Ratio_per_District = {}

In [None]:
# A for loop that will iterate through each of the unique districts of the 'London_Districts' column of the DataFrame df_yearly_price
# .unique() returns unique values in the df

for name in df_yearly_price['London_Districts'].unique():
    
    district = df_yearly_price[df_yearly_price['London_Districts'] == name]
    Ratio_per_District[name] = create_price_ratio(district)
    
print(Ratio_per_District) 

In [None]:
# Make a variable called df_ratios, and assign it the result of calling the DataFrame method on the dictionary final. 
df_ratios = pd.DataFrame(Ratio_per_District, index=[0])

In [None]:
# check the data
df_ratios.head()

In [None]:
# Now we transpose the df_ratios, and reset the index! 
df_ratios_T = df_ratios.T
df_ratios = df_ratios_T.reset_index()
df_ratios.head()

In [None]:
# Rename the 'index' column as 'London_Districts', and the '0' column to '2018'
df_ratios.rename(columns={'index':'London_Districts', 0:'2018'}, inplace=True)
df_ratios.head()

In [None]:
# Sort in descending order and select the top 10 districts
# Make a variable called top10, assign it the result of calling sort_values() on df_ratios. 
top10 = df_ratios.sort_values(by='2018',ascending=False).head(10)
print(top10)


In [None]:
# Finally, it's time to plot the districts that have seen the greatest changes in price
# Make a variable called a bar_graph assign it the result of filtering top10 on 'London_Districts' and '2018'
# then calling plot(), with the parameter kind = 'bar'

bar_graph = top10[['London_Districts','2018']].plot(kind='bar')

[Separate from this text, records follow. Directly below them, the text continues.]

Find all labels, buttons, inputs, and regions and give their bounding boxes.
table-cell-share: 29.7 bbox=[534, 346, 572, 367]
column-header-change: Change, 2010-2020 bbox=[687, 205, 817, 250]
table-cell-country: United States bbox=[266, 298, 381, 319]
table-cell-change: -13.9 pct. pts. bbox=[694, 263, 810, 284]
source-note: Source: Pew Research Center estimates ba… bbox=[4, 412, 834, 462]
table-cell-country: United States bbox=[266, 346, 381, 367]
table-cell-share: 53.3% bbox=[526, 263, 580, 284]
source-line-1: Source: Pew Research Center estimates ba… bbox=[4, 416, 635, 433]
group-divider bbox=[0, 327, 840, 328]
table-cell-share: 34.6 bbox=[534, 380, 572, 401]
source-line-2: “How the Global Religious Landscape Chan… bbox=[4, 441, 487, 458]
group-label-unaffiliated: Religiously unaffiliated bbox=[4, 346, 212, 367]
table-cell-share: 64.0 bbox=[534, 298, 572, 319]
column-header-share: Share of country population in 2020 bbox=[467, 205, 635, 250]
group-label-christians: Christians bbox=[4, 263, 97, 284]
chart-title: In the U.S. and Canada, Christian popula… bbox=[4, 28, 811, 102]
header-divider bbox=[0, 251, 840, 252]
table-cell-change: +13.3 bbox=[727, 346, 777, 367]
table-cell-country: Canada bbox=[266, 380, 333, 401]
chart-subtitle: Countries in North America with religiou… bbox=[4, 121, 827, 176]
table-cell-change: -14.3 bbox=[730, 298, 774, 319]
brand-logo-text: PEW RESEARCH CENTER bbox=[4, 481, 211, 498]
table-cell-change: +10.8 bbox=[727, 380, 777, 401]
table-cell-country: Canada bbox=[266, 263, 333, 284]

bar_graph.set_xticklabels(top10.London_Districts)

### 4. Conclusion

The housing price in London districts increased at least four times over the last 20 years. In Hackney, the most expensive district in London as of 2018, the average house price increased 6.2 times compared to the 1998 house market. To buy a house in one of the top 10 most expensive districts in London today means paying on average 5 times what that same house cost 20 years ago.